Mon éditorialiste favori du British Medical Journal, Des Spence, tient une chronique qui s'appelle Bad Medicine.
C'est un médecin généraliste écossais qui exerce à Glasgow.
Sa dernière chronique s'appelle Bad medicine: general practice. Elle est décoiffante. Je vous mets le lien mais vous ne lirez rien : il faut être abonné.
En 2004 un plan en mille points (QOF ) - dont je vous ai parlé ici- a été introduit en fanfare chez les médecins généralistes d'Angleterre, du Pays de Galles et d'Ecosse. Cette initiative a été mise en place pour remplacer la pauvre qualité et la pauvre coordination des soins qui était perçue par la Médecine par les Preuves (Evidence Based Medicine) - ici- faisant passer la recherche de la théorie à la pratique. C'était coûteux (un milliard de livres) mais l'amélioration de la santé serait rapide et bénéfique. Est-ce que cela a marché ? demande Des Spence.
Si nous nous sommes félicités du fait que les critères de substitution comme l'HbA1C, la Pression artérielle et le cholestérol aient baissé dans les dossiers en revanche les véritables critères de morbi-mortalité ne se sont pas modifiés pour autant : nombre d'AVC, nombre d'événements cardiovasculaires, nombre d'arrêts du tabac. Durant cette période le nombre d'admissions aux urgences est devenu ingérable... La seule conclusion : l'hypothèse de départ était fausse. Mais, surtout, insiste Spence, le gaspillage d'argent n'a pas profité à d'autres secteurs de la santé. Il dit ainsi : la relation médecin malade a été corrompue car la qualité des soins n'est pas liée à l'algèbre mais à l'attitude.
Il ajoute : les domaines qui ont été choisis comme les maladies cardiovasculaires, le diabète, la santé mentale et les affections respiratoires sont dominées par les médicaments. Depuis le début du contrat les prescriptions ont globalement augmenté : 40 % de plus dans le diabète (240 millions d'euro en plus) ; + 90 % pour les inhibiteurs de l'angiotensine 2 (+ 68 millions de livres) ; tiotropium : + 100 % (+ 30 M livres) ; ezetimibe (+ 400 %, + 15 M livres). La prescription des statines a doublé bien que l'on sache leur inefficacité en prévention primaire.
Et enfin : les MG sont payés pour suivre l'insuffisance rénale chronique qui est un facteur de risque cardiovasculaire non modifiable. Ils reçoivent six fois plus d'argent pour cette activité que pour les soins palliatifs. Il en conclut : les médecins devraient-ils seulement intervenir parce qu'on les paie ?
Il est clair que la situation en Ecosse est différente de celle de la France.
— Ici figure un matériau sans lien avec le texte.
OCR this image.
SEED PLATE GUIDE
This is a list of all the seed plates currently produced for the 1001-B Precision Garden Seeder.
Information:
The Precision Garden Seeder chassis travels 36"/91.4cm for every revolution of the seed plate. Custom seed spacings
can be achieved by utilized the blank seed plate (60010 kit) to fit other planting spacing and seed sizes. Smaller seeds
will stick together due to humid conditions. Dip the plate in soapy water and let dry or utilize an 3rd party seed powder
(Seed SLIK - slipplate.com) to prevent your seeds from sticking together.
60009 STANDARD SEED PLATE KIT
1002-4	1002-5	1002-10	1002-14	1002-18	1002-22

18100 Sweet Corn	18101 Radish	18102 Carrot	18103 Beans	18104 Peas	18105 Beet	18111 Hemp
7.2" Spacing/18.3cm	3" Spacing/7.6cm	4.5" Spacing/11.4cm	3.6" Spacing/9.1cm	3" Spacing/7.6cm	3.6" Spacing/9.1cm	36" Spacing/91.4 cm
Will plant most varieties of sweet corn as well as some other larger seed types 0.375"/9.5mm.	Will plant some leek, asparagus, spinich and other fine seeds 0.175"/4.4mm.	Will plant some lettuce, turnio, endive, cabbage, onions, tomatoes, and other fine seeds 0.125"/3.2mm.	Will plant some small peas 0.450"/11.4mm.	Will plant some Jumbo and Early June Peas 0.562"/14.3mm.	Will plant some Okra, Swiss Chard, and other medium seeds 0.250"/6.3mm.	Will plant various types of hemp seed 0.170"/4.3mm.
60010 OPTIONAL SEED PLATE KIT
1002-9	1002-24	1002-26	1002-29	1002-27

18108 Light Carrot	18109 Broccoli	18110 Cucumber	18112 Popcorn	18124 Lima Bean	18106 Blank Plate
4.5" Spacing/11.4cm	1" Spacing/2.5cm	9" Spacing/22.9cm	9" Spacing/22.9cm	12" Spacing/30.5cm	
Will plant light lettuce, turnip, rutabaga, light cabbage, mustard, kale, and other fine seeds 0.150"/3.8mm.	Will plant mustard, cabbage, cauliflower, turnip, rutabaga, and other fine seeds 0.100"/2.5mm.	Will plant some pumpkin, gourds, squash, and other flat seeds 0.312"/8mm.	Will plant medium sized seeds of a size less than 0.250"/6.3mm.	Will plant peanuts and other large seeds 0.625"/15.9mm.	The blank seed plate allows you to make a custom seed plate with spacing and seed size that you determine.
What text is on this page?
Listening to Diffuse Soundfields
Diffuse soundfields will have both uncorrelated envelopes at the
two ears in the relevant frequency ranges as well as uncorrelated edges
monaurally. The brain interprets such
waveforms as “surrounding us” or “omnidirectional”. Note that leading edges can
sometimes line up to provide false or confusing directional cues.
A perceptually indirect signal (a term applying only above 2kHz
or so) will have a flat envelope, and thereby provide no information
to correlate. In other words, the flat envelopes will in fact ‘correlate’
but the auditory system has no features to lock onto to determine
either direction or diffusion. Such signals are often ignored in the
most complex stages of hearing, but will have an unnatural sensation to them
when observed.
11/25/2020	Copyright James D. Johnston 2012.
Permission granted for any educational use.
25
Que les partisans du CAPI peuvent prétendre que les objectifs retenus sont, en théorie, plutôt déflationnistes (prescrire des produits génériqués par exemple dans l'HTA ou dans les dyslipidémies) qu'inflationnistes sur le plan des coûts. Mais les adversaires du CAPI pourraient tout autant souligner que prescrire des statines génériquées à des patients qui n'ont pas besoin de statines est quand même qualitativement douteux. Les adversaires du CAPI pourraient dire que mettre l'accent sur la mesure de l'HbA1C (3 à 4 fois par an et sans preuves d'efficacité) revient à privilégier l'intensification du traitement médicamenteux et à l'aide de nouvelles molécules non éprouvées, beaucoup plus chères, potentiellement plus dangereuses (cf. les glitazones) et sans garantie sur la morbi-mortalité.
Cela dit, cet éditorial souligne à mon avis qu'il est toujours sentimentalement facile d'engager des plans pour améliorer la santé mais qu'il faut juger cela à l'aune des résultats obtenus. Et qu'il faut se donner les moyens de pouvoir les juger. Plus important encore, avant de juger des résultats, il est nécessaire de faire des études d'impact afin de savoir à partir de quel niveau d'effort, à partir de quel niveau financier (et à quel prix car il ne sera pas possible de tout faire en d'autres domaines), les lignes sont susceptibles de bouger.
Dans le diabète, par exemple, les campagnes de Santé Publique sont manifestement des échecs : la junk food pour enfants ne cesse de se développer et les industriels sont soutenus par des lobbies politiques puissants.
Quand j'étais jeune, en 1968, les gauchistes disaient que les médecins étaient là pour faire marcher le capitalisme en réparant les ouvriers pour qu'ils puissent retourner travailler plus rapidement.
Aujourd'hui je dirais que le rôle dévolu au médecin généraliste, l'éducation diététique de ses patients et le reste de la prévention dans le diabète par exemple, est celui de montrer son incompétence vis à vis du capitalisme McDo et de prescrire beaucoup de médicaments à ses victimes en faisant plaisir à Big Pharma.